The Trouble with Strategic Planning

Photo by D Ross

The State of Oregon issued an RFP (request for proposal) in July for strategic planning. Firms that meet the criteria will enter a preapproved pool to support agencies, commissions and school boards. In preparing my proposal, I dug into the difference between typical planning and the approach I now vow by … 

In 2017 I attended a professional development workshop in Vermont. At the end of the first day I had an epiphany. Most strategists miss the boat during strategic planning engagements. They chase trends. Mine for associations. Manufacture concepts. Most woeful of all, limit themselves to comparative thinking. They miss rich details that are right under their noses. They’re doing strategic planning all wrong.

Strategists have not been thinking originally. Which means we have not been teaching our clients how to think originally about their business and their strategy.

So, I changed how I work.

Stop solving problems and focus on what you want

I made a decision to make the study of reality a priority. Seeing what is really going on – operationally, inter-personally, with customers and prospects, and inside the hearts of leaders. It amounts to a rigorous, non-nonsense scan of the current operating state. This meant leaving behind the seduction of merely fixing something that someone considers a problem. Unlike most consultants, I’m no longer drawn to problems I can fix. Even if a client thinks that’s the place to begin, it’s a weak angle.

The better starting point is, “What do you want to create?” The answer may not roll off their tongue but together we can unearth what they genuinely want to bring into the world.

And then we can get to work. Honestly assessing the causal factors of the current situation. Contrasting those structures to the desired state. Clarifying options. Mapping the path forward. And building accountabilities so the work gets done.

Strategy isn’t difficult

Contrary to what everyone’s been told, strategy is simple. Organizations exist for a reason, a purpose. Strategy is about how they fulfill their purpose. Strategy answers the question, “How will the organization generate value?” Without a purpose and absent the generation of value, no organization is viable.

Most firms that offer strategic planning have long and involved processes. They can take months. Lots of meetings. Rounding up information that may or may not be relevant. Charts. Reports. Document trails. Six figure invoices on engagements that could be done better for one quarter the price.

In 2017 I began insisting on short engagements with deep thinking. It’s a method that is focused, inclusive, unambiguous and quick. What’s left at the end is an elegant strategy – straightforward and memorable. And highly actionable. Everyone knows their part and is equipped to keep it up to date based on reality as it changes and evolves.

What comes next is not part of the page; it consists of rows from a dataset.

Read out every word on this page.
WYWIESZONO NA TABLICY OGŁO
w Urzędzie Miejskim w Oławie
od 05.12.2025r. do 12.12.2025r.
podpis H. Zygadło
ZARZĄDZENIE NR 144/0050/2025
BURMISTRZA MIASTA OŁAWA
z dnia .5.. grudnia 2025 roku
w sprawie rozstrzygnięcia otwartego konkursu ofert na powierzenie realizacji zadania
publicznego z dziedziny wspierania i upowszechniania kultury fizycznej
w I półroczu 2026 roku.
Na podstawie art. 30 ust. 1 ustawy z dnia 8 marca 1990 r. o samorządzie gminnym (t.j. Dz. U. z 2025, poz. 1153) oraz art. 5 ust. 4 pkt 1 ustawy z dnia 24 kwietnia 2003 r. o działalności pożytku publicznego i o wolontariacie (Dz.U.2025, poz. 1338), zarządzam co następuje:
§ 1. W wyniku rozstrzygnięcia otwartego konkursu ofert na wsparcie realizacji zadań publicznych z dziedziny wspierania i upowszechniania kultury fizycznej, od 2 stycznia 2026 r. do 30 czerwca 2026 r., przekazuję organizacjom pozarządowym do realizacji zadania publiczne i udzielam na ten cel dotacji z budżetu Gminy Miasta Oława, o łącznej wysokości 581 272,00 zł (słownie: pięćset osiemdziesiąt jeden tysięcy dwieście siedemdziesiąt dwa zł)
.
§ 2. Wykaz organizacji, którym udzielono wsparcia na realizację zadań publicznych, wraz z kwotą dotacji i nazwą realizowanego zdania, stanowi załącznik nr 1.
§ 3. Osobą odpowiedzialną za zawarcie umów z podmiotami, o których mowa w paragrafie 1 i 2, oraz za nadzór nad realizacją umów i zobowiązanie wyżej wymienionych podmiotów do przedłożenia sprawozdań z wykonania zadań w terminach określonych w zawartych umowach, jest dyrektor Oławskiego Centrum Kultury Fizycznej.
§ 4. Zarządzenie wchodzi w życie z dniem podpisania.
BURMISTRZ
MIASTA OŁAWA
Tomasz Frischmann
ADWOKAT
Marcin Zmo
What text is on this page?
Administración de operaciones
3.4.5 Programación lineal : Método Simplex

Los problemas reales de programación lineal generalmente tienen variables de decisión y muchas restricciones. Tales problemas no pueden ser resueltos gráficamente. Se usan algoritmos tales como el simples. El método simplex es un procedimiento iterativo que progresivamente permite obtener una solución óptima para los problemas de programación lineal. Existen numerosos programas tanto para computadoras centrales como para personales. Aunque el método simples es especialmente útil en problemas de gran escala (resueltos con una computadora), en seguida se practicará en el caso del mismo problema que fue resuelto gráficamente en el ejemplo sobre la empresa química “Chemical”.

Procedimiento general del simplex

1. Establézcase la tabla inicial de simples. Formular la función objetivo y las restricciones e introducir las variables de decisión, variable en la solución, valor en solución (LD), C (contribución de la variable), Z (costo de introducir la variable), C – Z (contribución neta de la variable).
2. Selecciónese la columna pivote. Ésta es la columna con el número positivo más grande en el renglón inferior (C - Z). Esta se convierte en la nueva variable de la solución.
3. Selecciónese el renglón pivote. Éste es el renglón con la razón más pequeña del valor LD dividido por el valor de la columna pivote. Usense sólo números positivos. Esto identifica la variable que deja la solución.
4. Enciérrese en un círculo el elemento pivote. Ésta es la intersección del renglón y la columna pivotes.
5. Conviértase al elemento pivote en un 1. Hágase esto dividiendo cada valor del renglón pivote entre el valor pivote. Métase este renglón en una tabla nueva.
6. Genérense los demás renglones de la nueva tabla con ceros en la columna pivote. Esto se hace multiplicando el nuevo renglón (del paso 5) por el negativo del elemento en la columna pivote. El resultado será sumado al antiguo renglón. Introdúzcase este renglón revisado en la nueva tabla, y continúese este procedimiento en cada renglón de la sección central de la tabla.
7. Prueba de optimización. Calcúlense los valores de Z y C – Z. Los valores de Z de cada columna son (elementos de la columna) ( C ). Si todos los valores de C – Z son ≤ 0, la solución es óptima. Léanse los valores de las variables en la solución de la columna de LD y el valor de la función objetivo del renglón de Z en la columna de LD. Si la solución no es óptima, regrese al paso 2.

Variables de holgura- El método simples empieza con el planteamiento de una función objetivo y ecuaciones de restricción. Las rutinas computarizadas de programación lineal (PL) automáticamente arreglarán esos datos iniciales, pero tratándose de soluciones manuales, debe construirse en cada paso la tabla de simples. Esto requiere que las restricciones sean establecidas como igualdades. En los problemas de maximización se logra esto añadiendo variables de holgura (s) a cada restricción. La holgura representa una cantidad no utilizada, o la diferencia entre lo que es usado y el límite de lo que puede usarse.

Address adaptive and technical challenges

The Practice of Adaptive Leadership, by Ronald Heifetz, Alexander Grashow and Marty Linsky, reminds us that with change comes risk. And loss.

When planning, it’s vital to recognize the difference between a technical challenge and adaptive one. For a technical challenge, the path forward is usually obvious. For an adaptive challenge, new learning is required for many if not all stakeholders involved. It’s an iterative process, not linear. You can see a few steps ahead but probably not clear through to the finish line. Strategic planning easily accommodates this reality if it’s structured to do so with feedback loops, real-time adjustments and clear accountabilities for testing, sharing and learning. To address adaptive challenges, the process becomes as important as the desired outcome.

Important distinctions such as these can be codified during planning. And when the planning process is straight about the nature of change, it frees people to approach their roles with realism and fortitude.

Ultimately, people who experience straightforward planning processes gain a big leg up. They learn how to constructively challenge assumptions and test interpretations. They discover new modes of decision-making. That, in turn, allows team norms and protocols to naturally evolve and mature — an invaluable side benefit that strengthens performance for both individuals and the group.